16 December

Which were the most memorable art experiences of 2019? Today’s answer is by Oscar Svanelid, critic, art historian and contributor to Kunstkritikk.

Rosana Paulino, A Geometria à Brasileira Chega ao Paraíso Tropical, 2018.

Rosana Paulino, A costura da mémoria, Museu de Arte do Rio, Rio de Janeiro, Brazil

The Brazilian artist Rosana Paulino was merciless in this exhibition, which alternated between ceramics and drawing mixed with critical rereadings of photographs and scientific taxonomies produced by the European colonial powers. In many of the works, she used sewing thread to emphasise traumatic memories of colonialism and racism, as in Bastidores (1997) where photographs of female slaves whose eyes and mouths were sewn shut made me see both the power of the oppressors and of the oppressed. Paradoxically, Paulino mobilised the stitch to show that reconciliation – not even in its Brazilian anthropophagic variant – is impossible.

Shoshana Zuboff, The Age of Surveillance Capitalism, PublicAffairs

We are trapped in the architecture of the post-digital nightmare, Harvard professor Shoshana Zuboff argues in her new book. She describes how, over a few decades, disciplinary power mutates into surveillance capitalism, a demonic biopolitical figure composed of neoliberalism, digital technology, and radical behaviourism. The digital revolution that started so nicely with smart teddy bears and likes is depicted in the book as a strategically planned “coup from above.” The big tech companies have enchanted us with screens, thereby tailoring our updated market-controlled personalities. In my reading, Zuboff’s analysis is not only relevant to post-digital art, but could bring new life to the debate about the importance of social media to the public realm of art.

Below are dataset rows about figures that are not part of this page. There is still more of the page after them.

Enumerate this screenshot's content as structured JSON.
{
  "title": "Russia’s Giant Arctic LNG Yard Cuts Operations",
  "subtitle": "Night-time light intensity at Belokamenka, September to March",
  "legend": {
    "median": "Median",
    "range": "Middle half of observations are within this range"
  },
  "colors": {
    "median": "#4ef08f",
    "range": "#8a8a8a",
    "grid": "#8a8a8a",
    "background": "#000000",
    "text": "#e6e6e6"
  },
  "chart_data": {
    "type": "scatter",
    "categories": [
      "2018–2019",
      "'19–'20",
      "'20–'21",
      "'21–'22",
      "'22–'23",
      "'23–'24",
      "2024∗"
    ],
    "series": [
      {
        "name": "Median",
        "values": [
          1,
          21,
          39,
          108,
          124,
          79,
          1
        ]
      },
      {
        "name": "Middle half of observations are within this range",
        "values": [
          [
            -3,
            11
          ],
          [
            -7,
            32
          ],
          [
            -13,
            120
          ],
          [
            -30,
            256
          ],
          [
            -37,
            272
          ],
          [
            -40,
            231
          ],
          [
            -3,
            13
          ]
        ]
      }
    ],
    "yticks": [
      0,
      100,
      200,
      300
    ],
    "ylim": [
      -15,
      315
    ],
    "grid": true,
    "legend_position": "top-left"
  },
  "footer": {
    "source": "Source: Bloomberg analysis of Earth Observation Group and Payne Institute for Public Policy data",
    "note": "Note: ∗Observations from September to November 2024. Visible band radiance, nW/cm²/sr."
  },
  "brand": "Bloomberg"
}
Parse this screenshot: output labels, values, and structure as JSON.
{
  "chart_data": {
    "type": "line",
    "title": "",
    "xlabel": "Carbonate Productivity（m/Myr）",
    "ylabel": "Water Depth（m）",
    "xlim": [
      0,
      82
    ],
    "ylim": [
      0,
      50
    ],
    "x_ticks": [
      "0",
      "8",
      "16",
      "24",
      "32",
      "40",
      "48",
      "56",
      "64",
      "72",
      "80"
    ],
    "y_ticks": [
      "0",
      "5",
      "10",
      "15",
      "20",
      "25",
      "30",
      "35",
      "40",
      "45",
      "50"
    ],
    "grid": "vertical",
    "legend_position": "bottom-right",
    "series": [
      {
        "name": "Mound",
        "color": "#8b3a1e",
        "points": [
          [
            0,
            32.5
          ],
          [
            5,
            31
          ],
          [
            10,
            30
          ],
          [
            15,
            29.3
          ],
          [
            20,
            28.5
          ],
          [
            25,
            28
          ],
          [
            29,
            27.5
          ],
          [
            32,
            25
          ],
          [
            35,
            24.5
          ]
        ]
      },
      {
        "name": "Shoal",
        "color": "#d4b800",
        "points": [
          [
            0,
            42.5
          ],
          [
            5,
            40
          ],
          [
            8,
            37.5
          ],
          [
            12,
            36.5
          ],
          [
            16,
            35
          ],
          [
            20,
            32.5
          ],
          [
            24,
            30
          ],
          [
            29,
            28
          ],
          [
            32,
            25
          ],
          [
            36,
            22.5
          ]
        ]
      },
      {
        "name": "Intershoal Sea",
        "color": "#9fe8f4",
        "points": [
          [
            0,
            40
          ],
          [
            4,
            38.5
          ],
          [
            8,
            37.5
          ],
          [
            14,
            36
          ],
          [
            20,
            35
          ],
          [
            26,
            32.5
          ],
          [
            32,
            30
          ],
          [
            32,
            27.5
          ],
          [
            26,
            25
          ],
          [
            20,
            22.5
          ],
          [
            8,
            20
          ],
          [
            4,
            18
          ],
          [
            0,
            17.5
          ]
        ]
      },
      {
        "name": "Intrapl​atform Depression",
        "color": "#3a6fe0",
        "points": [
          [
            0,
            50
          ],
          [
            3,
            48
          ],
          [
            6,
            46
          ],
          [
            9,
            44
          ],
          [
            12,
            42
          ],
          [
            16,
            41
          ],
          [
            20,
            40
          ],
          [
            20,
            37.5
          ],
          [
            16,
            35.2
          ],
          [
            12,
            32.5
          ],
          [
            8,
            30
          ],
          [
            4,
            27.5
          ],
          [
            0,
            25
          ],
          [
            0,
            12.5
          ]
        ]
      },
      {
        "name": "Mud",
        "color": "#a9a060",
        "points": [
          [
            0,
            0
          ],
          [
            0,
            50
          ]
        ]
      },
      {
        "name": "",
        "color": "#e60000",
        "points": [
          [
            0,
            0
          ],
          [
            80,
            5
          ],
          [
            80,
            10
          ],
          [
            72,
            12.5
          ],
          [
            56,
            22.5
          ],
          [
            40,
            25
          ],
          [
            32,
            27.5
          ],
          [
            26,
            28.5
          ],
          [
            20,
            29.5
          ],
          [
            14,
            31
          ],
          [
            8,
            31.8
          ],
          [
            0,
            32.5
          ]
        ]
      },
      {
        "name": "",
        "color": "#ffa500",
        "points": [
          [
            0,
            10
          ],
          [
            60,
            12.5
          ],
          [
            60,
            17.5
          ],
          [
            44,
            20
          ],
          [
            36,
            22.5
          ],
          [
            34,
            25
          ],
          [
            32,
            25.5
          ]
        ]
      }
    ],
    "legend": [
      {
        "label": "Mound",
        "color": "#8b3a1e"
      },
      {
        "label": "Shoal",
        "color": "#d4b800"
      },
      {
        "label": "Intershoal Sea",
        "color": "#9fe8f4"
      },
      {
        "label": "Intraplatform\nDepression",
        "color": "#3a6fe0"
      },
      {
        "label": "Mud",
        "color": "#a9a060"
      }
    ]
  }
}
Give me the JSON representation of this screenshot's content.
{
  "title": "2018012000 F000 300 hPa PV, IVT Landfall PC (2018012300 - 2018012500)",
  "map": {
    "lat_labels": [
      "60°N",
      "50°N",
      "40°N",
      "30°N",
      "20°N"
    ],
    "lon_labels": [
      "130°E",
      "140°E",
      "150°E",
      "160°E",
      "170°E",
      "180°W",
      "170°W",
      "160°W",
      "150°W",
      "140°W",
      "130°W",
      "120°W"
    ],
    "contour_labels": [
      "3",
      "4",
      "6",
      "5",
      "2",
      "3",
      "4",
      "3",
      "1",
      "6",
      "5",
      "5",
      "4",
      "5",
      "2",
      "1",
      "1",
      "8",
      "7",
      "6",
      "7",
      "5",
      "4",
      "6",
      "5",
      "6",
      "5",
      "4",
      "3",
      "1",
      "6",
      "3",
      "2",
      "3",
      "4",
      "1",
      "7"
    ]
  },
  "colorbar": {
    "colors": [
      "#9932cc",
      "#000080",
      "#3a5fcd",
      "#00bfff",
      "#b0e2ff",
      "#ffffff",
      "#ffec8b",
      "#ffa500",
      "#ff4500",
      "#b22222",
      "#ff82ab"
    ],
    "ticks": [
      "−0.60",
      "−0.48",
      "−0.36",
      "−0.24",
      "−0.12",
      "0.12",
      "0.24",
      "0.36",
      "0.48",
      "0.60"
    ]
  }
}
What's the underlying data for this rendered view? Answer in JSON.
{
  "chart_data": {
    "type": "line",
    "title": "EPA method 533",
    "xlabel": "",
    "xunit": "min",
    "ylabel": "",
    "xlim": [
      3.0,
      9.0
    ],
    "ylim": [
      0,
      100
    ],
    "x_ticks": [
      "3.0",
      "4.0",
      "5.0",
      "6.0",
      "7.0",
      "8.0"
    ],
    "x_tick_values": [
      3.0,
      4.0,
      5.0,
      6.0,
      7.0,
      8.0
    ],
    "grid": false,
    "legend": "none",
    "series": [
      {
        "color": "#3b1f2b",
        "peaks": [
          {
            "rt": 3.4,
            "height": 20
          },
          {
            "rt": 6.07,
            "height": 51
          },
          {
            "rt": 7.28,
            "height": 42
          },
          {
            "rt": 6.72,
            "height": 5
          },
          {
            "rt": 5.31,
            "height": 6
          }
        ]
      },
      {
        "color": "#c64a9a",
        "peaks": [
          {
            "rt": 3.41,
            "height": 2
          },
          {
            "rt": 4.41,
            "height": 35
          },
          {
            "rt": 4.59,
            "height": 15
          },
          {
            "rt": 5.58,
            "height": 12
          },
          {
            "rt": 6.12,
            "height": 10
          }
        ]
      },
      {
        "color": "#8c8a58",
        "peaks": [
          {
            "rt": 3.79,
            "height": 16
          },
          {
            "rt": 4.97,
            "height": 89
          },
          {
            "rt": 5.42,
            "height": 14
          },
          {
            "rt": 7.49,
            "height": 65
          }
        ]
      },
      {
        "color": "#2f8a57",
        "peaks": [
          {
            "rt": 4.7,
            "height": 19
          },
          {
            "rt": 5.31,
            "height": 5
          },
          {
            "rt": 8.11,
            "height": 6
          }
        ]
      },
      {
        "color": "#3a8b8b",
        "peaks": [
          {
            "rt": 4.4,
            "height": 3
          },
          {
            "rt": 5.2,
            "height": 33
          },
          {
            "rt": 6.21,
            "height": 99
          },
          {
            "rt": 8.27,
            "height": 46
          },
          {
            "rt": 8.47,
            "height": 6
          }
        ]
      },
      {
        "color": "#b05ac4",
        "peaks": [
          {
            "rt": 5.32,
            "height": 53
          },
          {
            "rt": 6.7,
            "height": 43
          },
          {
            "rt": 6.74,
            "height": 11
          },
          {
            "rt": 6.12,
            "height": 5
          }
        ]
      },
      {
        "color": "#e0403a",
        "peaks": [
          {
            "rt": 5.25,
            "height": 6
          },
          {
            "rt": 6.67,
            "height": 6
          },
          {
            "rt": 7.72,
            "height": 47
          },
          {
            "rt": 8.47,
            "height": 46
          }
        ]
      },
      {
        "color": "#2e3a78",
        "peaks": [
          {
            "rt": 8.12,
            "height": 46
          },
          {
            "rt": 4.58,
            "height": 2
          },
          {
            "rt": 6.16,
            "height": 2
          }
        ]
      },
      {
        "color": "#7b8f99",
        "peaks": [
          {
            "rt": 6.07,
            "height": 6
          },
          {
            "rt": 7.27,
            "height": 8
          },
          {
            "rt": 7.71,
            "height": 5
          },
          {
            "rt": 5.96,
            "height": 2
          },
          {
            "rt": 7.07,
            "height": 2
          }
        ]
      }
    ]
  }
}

Tidstunneln (The Time Tunnel) by Patrik Bengtsson in collaboration with White Architects.

Trygg, vacker stad – light art in tunnels, Gothenburg 2005–2019

The centre-right local government in Gothenburg has ended the municipality’s project Trygg, vacker stad (Safe, beautiful city). A minor tragedy, it may seem. As part of the initiative, the municipality has, in collaboration with White architects, installed light art in tunnels located in the so-called vulnerable areas of the city. As the project oozed instrumentalization, it is no surprise that it didn’t result in any works of particular artistic value. On the other hand, Trygg, vacker stad can make visible how public art is used as a remedy for social problems that the social democracy no longer thinks it can solve. Public art continues to represent political power, which in this representation proves to be both superficial and disenchanted.

Oscar Svanelid (b. 1986) is an art critic and regular contributor to Kunstkritikk. He lives in Gothenburg and is working on a PhD dissertation in art history at Södertörn University. The working title is Shaping Life: On constructivism as vocation in São Paulo and Rio de Janeiro (1954–1984).